Shear bond strength of lithium-disilicate and leucite-reinforced veneers

Objectives: This research measured shear bond strength (MPa) and assessed the mode of fracture of lithium disilicate (IPS e.max®) and leucite-reinforced (IPS Empress®) veneers bonded to enamel.
Methods: Twenty-two freshly extracted human molar teeth providing a minimum 6.0mm circumferential enamel for bonding veneer specimens were mounted in epoxy resin and finished flat using wet 600-grit SiC paper. Two groups (n=11) of circular veneer specimens (5.0mm x 0.75mm) were fabricated using IPS e.max® (A) and IPS Empress® (B). The veneer specimens were prepared according to manufacturer instructions and bonded to the etched tooth enamel surfaces using dual-cure resin composite cement. All specimens were thermo-cycled between 5degC and 55degC for 2500 cycles using a 30 second dwell time. Shear bond strengths were determined on an Instron® at a cross-head speed of 1.0mm/minute. Mode of fracture was assessed by visual inspection at 20X magnification of the tooth and veneer specimen.
Results: Mean shear bond strength (MPa) for the veneer groups were: A=10.79±2.86 and B=15.07±3.01. One-way ANOVA revealed that groups A and B were significantly different (p≤0.01). A higher percentage of adhesive fracture was observed for group A (82%) compared to group B (45%). Complete adhesive failure occurred at the veneer/cement interface 89% of the time for Group A and 20% of the time for Group B. Group B had a higher incidence (55%) of combined adhesive/cohesive fracture than Group A (18%).

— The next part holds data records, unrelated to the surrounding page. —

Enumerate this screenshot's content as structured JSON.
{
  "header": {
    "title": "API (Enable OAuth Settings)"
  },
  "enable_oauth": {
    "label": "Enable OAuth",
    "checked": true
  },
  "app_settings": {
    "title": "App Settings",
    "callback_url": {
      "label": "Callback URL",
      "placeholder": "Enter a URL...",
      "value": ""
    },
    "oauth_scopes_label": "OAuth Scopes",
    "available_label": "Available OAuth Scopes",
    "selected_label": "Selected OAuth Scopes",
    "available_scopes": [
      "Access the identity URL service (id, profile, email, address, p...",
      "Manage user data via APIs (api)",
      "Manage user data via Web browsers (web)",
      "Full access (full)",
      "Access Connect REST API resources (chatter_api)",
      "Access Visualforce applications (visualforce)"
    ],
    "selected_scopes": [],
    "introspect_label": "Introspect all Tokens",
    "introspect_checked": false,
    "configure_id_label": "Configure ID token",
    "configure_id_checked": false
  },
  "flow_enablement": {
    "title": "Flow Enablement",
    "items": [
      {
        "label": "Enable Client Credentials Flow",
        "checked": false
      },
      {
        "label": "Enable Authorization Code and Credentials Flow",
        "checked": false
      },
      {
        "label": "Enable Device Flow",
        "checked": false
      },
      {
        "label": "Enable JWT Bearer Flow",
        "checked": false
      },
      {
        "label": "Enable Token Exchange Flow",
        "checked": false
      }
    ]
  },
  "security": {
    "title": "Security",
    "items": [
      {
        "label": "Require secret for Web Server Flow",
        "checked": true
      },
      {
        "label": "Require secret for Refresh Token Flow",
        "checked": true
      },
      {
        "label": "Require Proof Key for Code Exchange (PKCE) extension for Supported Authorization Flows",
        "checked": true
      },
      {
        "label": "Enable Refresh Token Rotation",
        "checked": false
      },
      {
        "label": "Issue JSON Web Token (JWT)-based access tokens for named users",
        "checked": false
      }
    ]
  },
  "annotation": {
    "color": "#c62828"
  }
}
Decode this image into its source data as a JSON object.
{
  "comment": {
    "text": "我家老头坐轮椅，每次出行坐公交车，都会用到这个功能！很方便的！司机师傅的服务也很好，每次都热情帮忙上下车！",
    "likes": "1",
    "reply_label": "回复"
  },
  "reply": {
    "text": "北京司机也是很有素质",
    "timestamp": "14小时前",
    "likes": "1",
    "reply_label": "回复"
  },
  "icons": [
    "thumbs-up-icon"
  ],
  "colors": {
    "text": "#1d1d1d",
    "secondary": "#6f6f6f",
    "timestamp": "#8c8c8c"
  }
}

Conclusions: Shear bond strengths of leucite-reinforced veneers (B) bonded to enamel were significantly (p≤0.01) higher than lithium disilicate veneers (A). While a higher percentage of complete adhesive fracture was observed with Group A, Group B had a higher incidence of combined adhesive/cohesive failure. The lower SBS of Group A and higher incidence of veneer/cement interface failure suggests that surface conditioning with hydrofluoric acid of lithium disilicate may be less than desirable for effective bonding.